Reproduction courtesy of the Supreme Court Historical Society. Joseph Story
b. September 18, 1779, Marblehead, MA
d. September 10, 1845, Cambridge, MA
Associate Justice of the Supreme Court
Joseph Story graduated from Harvard College in 1798 and practiced law in Salem, Massachusetts, from 1801 to 1811. A member of Thomas Jefferson's Republican party, he served in the state House of Representatives from 1805 to 1811 and in the U.S. Congress from 1808 to 1809. Returning to the state legislature in 1810, he was chosen Speaker of the House the following year.
In November 1811, President James Madison appointed the 32-year-old Story to the Supreme Court. Though he had no judicial experience, Story was respected for his legal scholarship, and Madison hoped he would contest the positions of Chief Justice John Marshall in expanding federal government powers. The youngest person ever to join the Court, Story soon disappointed his political sponsors and aligned himself with Marshall.
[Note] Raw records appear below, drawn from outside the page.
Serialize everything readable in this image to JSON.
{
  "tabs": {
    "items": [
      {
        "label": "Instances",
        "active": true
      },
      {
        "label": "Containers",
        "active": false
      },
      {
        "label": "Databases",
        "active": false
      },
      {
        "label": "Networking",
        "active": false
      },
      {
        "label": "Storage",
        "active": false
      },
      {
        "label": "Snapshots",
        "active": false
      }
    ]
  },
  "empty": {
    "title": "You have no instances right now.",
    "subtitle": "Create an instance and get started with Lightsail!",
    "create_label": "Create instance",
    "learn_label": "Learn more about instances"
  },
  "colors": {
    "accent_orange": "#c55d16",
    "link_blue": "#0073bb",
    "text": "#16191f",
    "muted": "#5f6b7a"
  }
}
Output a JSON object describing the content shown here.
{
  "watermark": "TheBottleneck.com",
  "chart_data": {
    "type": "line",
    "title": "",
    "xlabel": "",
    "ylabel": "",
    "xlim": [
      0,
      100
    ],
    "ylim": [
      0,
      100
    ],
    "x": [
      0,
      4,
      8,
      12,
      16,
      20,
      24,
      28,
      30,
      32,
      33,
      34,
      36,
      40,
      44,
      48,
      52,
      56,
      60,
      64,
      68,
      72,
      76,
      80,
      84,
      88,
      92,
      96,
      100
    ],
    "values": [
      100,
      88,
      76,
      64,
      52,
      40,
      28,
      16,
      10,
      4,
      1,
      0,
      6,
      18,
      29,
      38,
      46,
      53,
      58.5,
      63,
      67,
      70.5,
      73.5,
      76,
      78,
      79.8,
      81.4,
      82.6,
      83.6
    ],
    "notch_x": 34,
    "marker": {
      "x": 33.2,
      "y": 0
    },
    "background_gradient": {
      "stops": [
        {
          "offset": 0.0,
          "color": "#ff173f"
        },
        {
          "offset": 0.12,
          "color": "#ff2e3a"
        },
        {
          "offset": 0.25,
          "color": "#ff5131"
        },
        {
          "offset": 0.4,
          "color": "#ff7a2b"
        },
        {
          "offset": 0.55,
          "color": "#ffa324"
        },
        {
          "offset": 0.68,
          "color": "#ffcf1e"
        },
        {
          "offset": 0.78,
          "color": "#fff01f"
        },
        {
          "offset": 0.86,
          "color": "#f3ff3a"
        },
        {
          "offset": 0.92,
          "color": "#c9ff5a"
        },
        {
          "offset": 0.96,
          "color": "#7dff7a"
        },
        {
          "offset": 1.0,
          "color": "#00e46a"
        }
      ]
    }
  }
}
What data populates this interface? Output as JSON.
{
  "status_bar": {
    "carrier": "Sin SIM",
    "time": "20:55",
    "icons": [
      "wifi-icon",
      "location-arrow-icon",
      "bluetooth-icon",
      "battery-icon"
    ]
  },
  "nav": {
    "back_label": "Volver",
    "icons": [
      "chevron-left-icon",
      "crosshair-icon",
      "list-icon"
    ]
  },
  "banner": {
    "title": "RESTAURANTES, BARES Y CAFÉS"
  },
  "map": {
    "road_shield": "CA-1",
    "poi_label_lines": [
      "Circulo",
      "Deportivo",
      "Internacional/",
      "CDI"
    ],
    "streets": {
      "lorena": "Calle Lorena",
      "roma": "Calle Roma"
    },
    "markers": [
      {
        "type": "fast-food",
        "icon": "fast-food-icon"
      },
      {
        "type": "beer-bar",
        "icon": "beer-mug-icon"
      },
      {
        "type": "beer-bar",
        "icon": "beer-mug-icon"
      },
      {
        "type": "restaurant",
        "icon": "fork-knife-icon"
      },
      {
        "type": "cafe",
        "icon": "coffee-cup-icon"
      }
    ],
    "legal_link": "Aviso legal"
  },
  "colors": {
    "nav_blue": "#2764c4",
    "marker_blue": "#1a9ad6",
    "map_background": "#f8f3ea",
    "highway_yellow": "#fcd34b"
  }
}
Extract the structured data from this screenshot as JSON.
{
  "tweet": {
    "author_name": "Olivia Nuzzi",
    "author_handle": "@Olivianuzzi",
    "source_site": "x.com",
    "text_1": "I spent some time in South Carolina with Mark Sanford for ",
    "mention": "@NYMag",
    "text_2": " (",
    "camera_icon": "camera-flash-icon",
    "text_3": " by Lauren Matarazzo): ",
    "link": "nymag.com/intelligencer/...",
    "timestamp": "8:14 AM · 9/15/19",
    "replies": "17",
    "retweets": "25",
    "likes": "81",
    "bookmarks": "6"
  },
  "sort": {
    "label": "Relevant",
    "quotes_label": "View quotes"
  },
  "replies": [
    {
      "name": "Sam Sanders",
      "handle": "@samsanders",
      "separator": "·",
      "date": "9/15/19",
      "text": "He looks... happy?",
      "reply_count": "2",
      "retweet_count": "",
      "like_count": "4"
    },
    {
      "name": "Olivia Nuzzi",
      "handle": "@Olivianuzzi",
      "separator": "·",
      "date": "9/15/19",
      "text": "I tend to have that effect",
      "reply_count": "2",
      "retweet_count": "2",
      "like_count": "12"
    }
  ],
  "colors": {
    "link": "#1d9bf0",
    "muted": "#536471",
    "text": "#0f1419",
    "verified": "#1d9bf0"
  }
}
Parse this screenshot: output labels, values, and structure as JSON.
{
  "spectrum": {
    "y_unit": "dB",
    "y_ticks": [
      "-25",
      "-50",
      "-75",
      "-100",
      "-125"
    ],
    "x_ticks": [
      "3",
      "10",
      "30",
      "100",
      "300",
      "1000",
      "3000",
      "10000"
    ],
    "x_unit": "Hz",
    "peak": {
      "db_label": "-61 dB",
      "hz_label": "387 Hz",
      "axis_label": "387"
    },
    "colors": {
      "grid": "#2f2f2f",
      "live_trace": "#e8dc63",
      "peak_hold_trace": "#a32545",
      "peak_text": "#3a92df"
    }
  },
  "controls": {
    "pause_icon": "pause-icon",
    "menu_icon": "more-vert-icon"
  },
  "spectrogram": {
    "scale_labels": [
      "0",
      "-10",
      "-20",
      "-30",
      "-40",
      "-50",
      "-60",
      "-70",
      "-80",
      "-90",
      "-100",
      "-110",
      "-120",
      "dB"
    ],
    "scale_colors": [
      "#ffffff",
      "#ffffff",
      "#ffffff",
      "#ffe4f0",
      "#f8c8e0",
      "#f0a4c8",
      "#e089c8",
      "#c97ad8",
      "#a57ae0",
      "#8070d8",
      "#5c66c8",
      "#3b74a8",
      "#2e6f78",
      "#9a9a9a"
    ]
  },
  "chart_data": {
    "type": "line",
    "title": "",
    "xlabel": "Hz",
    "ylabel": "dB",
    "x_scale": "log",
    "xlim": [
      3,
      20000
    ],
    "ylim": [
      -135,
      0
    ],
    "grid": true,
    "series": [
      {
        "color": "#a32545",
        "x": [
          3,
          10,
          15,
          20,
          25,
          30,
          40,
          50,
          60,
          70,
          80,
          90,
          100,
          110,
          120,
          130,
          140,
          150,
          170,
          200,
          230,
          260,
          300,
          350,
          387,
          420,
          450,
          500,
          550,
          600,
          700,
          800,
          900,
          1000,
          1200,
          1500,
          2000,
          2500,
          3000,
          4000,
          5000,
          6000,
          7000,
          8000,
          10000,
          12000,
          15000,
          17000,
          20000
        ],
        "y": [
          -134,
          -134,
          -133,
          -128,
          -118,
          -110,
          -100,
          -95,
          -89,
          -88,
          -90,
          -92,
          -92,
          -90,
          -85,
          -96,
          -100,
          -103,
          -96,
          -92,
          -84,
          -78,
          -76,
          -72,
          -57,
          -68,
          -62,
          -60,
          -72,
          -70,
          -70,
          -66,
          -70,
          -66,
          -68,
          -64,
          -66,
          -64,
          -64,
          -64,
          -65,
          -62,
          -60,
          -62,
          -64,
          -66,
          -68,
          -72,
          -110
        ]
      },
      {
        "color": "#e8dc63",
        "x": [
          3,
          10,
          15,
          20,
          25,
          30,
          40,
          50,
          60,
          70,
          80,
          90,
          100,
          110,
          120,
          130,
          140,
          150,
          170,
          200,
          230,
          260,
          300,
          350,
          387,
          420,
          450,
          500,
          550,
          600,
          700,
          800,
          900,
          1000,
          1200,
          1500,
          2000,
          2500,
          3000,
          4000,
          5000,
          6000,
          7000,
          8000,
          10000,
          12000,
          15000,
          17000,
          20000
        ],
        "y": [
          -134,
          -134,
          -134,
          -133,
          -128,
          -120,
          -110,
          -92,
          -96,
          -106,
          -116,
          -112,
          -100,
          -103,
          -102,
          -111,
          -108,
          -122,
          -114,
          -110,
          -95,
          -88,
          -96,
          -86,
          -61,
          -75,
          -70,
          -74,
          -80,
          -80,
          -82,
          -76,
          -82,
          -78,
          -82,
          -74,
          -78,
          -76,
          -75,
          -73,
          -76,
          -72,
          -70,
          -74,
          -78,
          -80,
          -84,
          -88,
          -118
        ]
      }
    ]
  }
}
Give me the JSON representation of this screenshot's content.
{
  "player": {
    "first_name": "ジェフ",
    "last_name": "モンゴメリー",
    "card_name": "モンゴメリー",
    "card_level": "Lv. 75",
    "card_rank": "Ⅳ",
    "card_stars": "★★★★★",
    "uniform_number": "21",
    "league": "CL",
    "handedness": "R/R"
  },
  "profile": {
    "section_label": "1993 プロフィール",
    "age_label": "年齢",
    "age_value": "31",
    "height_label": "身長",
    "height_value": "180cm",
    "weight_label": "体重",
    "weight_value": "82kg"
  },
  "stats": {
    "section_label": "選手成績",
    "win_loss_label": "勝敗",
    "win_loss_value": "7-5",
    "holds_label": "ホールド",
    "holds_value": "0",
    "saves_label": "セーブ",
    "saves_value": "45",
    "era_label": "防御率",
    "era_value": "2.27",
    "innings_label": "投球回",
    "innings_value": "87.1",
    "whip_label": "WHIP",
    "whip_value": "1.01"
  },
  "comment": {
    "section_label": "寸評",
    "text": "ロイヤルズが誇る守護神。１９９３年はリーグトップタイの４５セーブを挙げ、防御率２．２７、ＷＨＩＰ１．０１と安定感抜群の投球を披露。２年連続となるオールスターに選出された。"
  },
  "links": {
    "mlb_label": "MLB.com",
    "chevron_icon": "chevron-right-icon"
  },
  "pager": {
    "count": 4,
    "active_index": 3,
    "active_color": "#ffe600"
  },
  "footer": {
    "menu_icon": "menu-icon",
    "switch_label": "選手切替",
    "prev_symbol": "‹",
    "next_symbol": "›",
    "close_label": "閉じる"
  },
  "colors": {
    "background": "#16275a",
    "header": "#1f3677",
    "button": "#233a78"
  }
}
Where Marshall was a middling legal scholar at best, Story was erudite, and he contributed significantly to decisions that laid the legal foundations of federal power.
Story's decisions shaped early American commercial and admiralty law. His opinions freed American businesses from English common law and unleashed that uniquely American business entity, the corporation.
A man of great energy, Story was approachable and sociable, but he was also combative, and his life was marked by personal tragedy. His first wife died in 1805, six months after they were married. He remarried in 1808, but most of his children died before they reached adolescence. He coped with personal difficulty by throwing himself into his work, and he took on many and diverse responsibilities. In 1829 he became Dane Professor of Law at Harvard. Thereafter he led a dual career as jurist and professor, and in addition even served as president of the Massachusetts branch of the National Bank.
Though intensely opposed to slavery, Story believed the Constitution recognized and legitimized the institution, and he tried to avoid rulings that placed his ethics and his respect for the Constitution in conflict. In 1841, however, a case came before the Supreme Court that forced him to articulate his most basic principles. A Spanish ship, the AMISTAD, carrying enslaved Africans from Cuba was taken into custody by the U.S. Navy off Long Island. Writing for the majority, Story based his decision on a treaty with Spain and declared that the Africans should be free. His opinion in the case had significant implications for later jurisprudence, for he ruled that Africans were free individuals with full rights to participate in the legal system and to receive a fair trial in American courts regardless of their race.
Story wrote magazine articles, speeches, and nine multivolumed legal commentaries. His work won praise at home and abroad, and his commentaries on conflicts, in particular, were widely read in Latin America, where they influenced the shaping of treaties and statutes. Story's extensive legal works are among the formative treatises of American legal scholarship.